Friday, April 24, 2009

TBE Bar/Bat Mitzvah Commentary: Matthew Morgenthaler on Parashat Shmini

Shabbat Shalom!

I’ve heard that in the old days, bar mitzvah students have stood and said, “Today I am a man.” Well, that’s not really true. I’m not a man yet, but becoming bar mitzvah is sort of the half way point, when a boy really starts becoming a man. But that’s something I’ve already had to think about for a long time. It’s hard enough to be a good role model as an adult, but I’ve had to do it as a kid.

Because my parents are leaders in USY, I’ve spent many weekends of my childhood going to teen conventions and other events. I love to go; in fact, I was at Spring convention just a couple of weeks ago. Even though I’ve always been much younger than the rest of the kids there, I’ve had lots of responsibilities: helping out, setting up, cleaning up, hanging out – and basically just not getting into trouble.

That wasn’t the case in my Torah portion. Aaron’s kids didn’t know how to stay out of trouble and they paid a very steep price. They brought a strange offering, which some have said was an attempt to upstage their father, and because of it, they died in a flash fire.

Unlike Aaron’s sons, I have no need to upstage my father. I have my own way of showing him up without getting into trouble – its called golf!
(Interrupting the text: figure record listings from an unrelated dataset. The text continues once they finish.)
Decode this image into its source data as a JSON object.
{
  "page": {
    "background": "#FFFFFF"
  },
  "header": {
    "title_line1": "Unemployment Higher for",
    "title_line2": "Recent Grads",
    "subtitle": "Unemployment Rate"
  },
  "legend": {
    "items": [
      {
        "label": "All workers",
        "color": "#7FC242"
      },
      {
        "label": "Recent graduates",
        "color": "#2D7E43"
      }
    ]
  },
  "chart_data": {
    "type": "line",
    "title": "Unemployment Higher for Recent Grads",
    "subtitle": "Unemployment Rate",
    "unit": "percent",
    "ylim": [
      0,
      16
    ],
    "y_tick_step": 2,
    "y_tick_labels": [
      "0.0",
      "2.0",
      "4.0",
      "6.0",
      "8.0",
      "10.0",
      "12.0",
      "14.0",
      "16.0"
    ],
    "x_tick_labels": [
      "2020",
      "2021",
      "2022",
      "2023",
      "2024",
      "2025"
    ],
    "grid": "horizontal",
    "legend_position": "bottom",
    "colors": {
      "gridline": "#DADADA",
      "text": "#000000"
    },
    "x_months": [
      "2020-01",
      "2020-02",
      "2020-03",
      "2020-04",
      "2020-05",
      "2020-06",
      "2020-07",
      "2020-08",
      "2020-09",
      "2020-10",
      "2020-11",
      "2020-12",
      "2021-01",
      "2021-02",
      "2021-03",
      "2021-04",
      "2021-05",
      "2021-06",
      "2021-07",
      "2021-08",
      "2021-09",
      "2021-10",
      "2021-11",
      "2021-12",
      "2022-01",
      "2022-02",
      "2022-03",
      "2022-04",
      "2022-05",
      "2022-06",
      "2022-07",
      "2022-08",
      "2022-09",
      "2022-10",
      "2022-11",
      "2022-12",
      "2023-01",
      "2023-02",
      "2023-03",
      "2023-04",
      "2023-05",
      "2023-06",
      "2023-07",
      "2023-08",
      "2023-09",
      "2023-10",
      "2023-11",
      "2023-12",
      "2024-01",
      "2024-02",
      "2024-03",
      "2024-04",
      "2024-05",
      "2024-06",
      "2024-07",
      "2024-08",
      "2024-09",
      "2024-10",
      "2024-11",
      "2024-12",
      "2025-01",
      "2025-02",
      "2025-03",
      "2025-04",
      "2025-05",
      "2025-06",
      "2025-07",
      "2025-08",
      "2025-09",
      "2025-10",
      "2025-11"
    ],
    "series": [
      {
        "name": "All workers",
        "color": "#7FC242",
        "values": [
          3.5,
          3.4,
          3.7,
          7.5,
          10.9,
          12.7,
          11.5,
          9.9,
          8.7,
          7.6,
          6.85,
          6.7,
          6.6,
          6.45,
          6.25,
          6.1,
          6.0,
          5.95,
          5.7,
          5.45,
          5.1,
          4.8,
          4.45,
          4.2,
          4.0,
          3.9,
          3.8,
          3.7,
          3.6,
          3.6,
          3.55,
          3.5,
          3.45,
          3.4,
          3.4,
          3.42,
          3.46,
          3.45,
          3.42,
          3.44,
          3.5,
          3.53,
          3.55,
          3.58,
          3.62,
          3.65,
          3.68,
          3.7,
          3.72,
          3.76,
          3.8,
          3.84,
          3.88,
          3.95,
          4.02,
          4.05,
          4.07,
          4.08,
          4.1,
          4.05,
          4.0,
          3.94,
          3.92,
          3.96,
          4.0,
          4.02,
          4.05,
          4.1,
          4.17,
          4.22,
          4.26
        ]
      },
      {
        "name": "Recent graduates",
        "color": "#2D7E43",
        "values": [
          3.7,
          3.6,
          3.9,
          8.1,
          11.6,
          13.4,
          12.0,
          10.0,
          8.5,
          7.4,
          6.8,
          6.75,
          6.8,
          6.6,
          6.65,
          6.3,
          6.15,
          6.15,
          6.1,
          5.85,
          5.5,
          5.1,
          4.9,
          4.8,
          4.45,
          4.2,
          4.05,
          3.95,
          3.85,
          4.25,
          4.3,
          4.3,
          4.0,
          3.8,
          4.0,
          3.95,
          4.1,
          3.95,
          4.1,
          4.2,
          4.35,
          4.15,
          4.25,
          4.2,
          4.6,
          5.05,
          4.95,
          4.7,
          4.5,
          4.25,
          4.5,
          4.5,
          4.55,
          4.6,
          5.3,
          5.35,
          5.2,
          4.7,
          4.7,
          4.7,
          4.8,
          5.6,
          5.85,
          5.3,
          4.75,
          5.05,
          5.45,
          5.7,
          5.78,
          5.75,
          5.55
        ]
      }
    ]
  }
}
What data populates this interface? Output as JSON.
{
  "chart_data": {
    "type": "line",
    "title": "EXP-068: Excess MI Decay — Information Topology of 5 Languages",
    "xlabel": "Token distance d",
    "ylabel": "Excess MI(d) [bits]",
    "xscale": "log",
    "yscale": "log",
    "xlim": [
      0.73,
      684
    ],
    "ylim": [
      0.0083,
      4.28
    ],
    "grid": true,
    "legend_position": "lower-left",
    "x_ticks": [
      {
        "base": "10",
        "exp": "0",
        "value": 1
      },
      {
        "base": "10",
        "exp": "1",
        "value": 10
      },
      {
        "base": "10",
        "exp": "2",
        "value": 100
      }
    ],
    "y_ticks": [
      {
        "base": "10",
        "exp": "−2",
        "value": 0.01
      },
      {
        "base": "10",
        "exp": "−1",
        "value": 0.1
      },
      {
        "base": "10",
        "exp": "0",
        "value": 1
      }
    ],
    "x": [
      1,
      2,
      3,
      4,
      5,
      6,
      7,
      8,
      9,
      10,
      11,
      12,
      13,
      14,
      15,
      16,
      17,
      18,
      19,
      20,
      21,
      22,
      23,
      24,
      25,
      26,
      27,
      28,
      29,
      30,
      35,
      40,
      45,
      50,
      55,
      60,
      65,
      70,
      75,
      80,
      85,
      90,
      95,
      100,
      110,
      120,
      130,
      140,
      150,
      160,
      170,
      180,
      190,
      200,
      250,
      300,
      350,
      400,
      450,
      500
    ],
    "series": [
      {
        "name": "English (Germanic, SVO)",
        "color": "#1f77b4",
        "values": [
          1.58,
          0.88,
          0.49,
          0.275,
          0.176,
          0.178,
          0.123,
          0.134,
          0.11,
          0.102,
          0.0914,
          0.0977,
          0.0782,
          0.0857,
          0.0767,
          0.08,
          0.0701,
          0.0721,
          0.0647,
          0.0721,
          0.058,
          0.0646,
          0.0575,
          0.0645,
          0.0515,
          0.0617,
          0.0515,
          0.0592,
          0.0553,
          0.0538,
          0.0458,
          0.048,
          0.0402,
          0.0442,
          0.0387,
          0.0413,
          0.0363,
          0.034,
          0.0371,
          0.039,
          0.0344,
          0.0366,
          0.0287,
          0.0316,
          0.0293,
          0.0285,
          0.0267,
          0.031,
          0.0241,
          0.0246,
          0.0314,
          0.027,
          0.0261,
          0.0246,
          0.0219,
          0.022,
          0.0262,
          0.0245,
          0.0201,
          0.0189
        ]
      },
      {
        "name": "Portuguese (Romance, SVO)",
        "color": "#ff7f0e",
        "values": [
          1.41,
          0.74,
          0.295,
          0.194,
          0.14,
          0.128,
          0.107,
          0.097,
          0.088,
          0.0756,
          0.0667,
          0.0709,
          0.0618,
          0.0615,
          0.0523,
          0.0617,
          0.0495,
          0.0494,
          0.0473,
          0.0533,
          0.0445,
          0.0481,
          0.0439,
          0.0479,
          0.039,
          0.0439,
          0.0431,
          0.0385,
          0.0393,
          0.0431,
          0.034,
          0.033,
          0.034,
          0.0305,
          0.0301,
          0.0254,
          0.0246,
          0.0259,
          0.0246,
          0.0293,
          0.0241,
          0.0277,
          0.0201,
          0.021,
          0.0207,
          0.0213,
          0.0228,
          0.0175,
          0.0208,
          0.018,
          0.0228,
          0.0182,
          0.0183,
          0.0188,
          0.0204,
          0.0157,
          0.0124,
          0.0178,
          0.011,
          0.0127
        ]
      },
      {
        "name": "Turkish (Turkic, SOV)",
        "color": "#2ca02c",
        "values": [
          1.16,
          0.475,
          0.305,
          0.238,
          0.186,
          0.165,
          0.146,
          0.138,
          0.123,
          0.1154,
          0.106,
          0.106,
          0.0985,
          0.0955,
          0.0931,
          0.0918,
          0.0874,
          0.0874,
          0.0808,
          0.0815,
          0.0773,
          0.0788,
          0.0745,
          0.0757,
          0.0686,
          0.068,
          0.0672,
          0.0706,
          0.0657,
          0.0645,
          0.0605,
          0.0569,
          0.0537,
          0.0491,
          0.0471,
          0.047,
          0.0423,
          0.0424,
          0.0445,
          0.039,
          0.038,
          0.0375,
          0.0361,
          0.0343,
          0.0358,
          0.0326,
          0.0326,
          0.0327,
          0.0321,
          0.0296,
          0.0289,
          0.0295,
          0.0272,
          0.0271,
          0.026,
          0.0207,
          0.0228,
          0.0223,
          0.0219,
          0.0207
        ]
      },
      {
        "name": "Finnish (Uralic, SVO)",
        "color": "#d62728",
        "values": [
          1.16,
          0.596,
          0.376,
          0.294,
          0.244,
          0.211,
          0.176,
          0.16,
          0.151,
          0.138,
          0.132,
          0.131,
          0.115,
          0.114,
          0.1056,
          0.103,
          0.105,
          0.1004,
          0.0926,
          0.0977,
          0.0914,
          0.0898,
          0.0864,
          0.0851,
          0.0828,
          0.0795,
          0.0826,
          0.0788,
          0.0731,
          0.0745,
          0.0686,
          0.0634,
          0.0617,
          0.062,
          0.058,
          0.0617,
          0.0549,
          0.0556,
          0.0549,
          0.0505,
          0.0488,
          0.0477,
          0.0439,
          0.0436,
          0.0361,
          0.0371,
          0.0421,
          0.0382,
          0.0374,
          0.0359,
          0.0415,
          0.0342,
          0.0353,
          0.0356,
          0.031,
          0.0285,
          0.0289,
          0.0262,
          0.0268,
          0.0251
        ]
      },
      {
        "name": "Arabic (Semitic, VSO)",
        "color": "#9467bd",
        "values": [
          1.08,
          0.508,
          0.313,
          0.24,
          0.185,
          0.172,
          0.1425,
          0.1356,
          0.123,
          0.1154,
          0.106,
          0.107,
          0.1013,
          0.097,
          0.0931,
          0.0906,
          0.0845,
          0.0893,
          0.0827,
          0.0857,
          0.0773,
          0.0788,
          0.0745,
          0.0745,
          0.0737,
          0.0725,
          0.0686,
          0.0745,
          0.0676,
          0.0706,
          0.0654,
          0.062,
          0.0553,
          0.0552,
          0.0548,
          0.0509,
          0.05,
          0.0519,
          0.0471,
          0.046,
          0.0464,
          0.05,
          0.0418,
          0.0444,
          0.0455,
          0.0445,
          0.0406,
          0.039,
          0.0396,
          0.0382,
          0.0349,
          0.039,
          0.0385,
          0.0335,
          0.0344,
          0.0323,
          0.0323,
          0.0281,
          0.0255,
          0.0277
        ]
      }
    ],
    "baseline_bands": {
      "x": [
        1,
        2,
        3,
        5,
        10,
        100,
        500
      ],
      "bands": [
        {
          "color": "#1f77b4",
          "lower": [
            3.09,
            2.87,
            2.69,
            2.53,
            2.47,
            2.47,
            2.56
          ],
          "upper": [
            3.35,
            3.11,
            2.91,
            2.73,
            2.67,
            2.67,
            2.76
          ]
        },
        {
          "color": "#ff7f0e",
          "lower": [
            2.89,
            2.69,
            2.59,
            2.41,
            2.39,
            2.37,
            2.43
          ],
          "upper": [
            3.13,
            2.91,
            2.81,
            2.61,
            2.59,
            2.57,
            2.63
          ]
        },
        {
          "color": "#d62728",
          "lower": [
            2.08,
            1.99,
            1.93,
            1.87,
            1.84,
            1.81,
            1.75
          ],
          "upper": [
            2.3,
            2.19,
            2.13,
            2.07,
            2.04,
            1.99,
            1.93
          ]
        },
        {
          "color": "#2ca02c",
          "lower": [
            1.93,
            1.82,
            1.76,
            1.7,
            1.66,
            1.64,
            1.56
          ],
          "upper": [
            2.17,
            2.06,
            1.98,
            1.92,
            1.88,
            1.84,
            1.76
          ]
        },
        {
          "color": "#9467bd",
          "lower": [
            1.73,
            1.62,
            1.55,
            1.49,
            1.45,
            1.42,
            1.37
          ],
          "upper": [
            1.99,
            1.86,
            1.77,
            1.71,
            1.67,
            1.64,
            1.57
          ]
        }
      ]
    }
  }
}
About two years ago, I became a better golfer than him. Now, I beat him a lot… well, sometimes. The best part of it is that I get to beat him, … and we get to hang out together.

I’ve also learned that young people can be role models if they focus not on tearing things down but on building things up. In USY, we talk about something called Tikkun Olam – it means repair of the world. In other words, Mitzvah projects.

That is one way a younger person can be a role model. Aaron’s sons were reckless. I don’t like to wreck anything. Instead, I like to fix things. I’ve had lots of practice with legos. (the biggest most impressive thing I’ve built is a boat – from scratch, without any instructions.)

I’m very handy, and in my house have been known to fix anything and everything, all I need is a hammer or screwdriver and I’ll fix a kitchen door, the garage door and stain the deck in no time. Outside the house, I do lots of hauling and carrying. I’m really handy with machinery – I’m really good with lawnmowers and snowblowers. I even mow the lawn at my grandfather’s and other neighbor’s houses and our summer home. And I don’t even charge them that much!

For the last few years, I’ve been helping my dad to finish the basement on the Cape. We’re halfway there. I’ve put up sheet rock, insulation, and wood paneling.

Building and fixing is all part of what it means to be helpful and responsible, not to mention kind and caring. In USY, in school and from my parents, I’ve learned how important it is to be caring. I also learned that from my grandparents.

As some of you know, my mitzvah project involves raising money for ALS, in memory of my Grandma Phyllis. I’ve participated in the ALS walkathon for the past two years. Our first year my grandmother was there and my mom pushed her the three miles in her wheelchair. The following year, we participated in memory of her and we will continue to do so for years to come. I’m also going to be donating the supplies in the bima crates that you see in front of you. They are filled with school supplies, that will be put into backpacks and then given to children who are from families with ALS.

My grandma would have approved of this, because education, learning and reading was so important to her, as she was a librarian for years.

So while it isn’t always easy for a 13 year old to be a role model, it’s much easier for me, because of the role models I’ve had, my parents and both sets of grandparents.